For skeins that run for years, showrunners must find balance between stability and freshness

Creating a hit drama skein is hard enough. But once a show clicks, the work is just starting. For a showrunner and a network, sustaining a program’s success — and ratings — is a whole new challenge.

“That’s the difference between television and movies,” says Ron Scalera, senior VP and creative director for advertising and promotions at CBS. “Movies for the most part are one-shot deals. Their whole business is now based on that first weekend. TV is exactly the opposite. It has to sustain over a long period of time. It’s like a sprint vs. a marathon. We’re in the marathon business.”

Winning that race entails a lot of strategic thinking. Showrunners avoid second-guessing themselves about what fans will like. Instead, they try to make the show they want to see and keep the writing strong.

Although “Alias” creator J.J. Abrams notes, “At the same time we are indebted to and owe our existence to the fans. To not check in with them is irresponsible.”

Then there’s the question of what to change and what to keep constant. The consensus among showrunners is to stick to a program’s core, and make alterations around the edges. But that means different things to different series.

At one extreme is the longest-running drama on TV, “Law & Order,” where the rule, despite frequent cast additions and subtractions, is “Change nothing.”

“Essentially you know what you’re getting when you tune in,” franchise creator Dick Wolf tells Daily Variety. “That’s why people love the show. It’s extremely reassuring to know that if you haven’t seen it for five years, it’s still ‘Law & Order.’ If it ain’t broke, don’t fix it. And it ain’t been broke for 14 years.”

But for the highly serialized shows such as “Alias” and “7th Heaven” that kind of stability is not an option.

On the latter, as the children on the program become older, the stories simply have to grow up with them. So creator Brenda Hampton focuses on keeping the show’s family-friendly storytelling intact. “We’ve always tried to do traditional stories told with a nontraditional twist to them, and we continue to do so,” she explains.
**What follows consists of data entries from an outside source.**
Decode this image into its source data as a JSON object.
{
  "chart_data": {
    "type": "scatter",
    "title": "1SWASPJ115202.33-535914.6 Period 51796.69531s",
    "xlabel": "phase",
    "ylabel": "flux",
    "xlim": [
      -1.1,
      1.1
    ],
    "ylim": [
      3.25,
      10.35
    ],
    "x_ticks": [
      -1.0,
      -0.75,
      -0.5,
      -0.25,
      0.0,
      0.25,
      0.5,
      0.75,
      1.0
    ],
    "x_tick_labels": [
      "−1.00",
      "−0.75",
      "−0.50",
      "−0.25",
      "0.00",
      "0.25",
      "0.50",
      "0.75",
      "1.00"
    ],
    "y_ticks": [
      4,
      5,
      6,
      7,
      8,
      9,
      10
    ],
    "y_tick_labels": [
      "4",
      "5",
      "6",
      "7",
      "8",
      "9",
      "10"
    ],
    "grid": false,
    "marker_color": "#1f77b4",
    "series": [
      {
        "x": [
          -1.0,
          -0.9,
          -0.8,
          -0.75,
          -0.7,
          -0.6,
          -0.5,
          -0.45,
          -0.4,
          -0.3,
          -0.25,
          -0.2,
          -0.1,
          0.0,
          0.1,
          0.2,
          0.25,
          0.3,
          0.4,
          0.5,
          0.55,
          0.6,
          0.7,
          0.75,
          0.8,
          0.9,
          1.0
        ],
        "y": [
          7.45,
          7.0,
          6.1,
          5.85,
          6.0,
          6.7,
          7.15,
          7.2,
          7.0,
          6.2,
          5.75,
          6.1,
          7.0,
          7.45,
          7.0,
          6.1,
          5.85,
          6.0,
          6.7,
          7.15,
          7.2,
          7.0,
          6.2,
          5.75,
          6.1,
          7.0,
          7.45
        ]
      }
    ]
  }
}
For “Alias,” keeping the core intact means sticking to the intricate can’t-tell-the-players-without-a-scorecard plotting that has proved a blessing and a curse. It makes the show unique but makes it very difficult for new viewers to get onboard in midstream. Fox faced a similar problem with “24” and succeeded by running the show without repeats. Abrams is excited about ABC’s decision to try the same strategy with “Alias.”

At the Eye, vet “JAG” showrunner Donald Bellisario has the luxury of taking a middle ground with his series. He likes to slowly add new characters, gradually reveal his heroes’ backstories and unwind long-term character arcs. The key word being “slowly.”

“I tell everyone that when you create a show and characters, you get tired of them as a writer faster than the audience does, because even the regular audience member doesn’t see every episode,” says Bellisario.

For showrunners, it’s sometimes tough just to avoid repetion

“The difficulty is that you use up all of the easy ideas in the early going,” says “ER’s” John Wells. “It’s much more about how do we keep it fresh for everyone who’s participating than it is about focusing directly on the audience.”

The promo departments face a similar problem.

“The challenge for us to find a new way of saying there’s a twist,” says Vince Manzi, president of the NBC Agency. “We like to make every weekly show promo turn into something you can’t miss.”

But that can fuel a tug of war between writers and networks over how much to reveal in promos. “I would never give away a twist ending,” says Manzi. “Do we give away something that happens in the first seven minutes? Sometimes. But I would never give away a big twist at the end.”

The successful showrunners learn to live with that kind of compromise. Abrams has no problem if the promo reveals the end of act one. “What you don’t want is them using the end of act four,” he says. “The questions are good to ask, but it’s frustrating to see the answers revealed.”

Promos also face some of the world’s stiffest competition: the refrigerator, the bathroom and the remote control. “So if there’s one scene where someone fires a gun, I guarantee it’ll be in the promo,” says Bellisario, who has promo approval, a rarity among showrunners.

CBS’ Scalera aims promos at the viewer who knows nothing about the series, knowing it’s easier to retain core viewers. “It’s about getting the person who’s not a regular viewer to sample the show and maybe they will keep coming back,” says Scalera, who’s careful not to use too much hype.

“You can’t overpromise. With a movie, you can get away with that, but with a TV series it’s a different relationship. You have to keep delivering week after week.”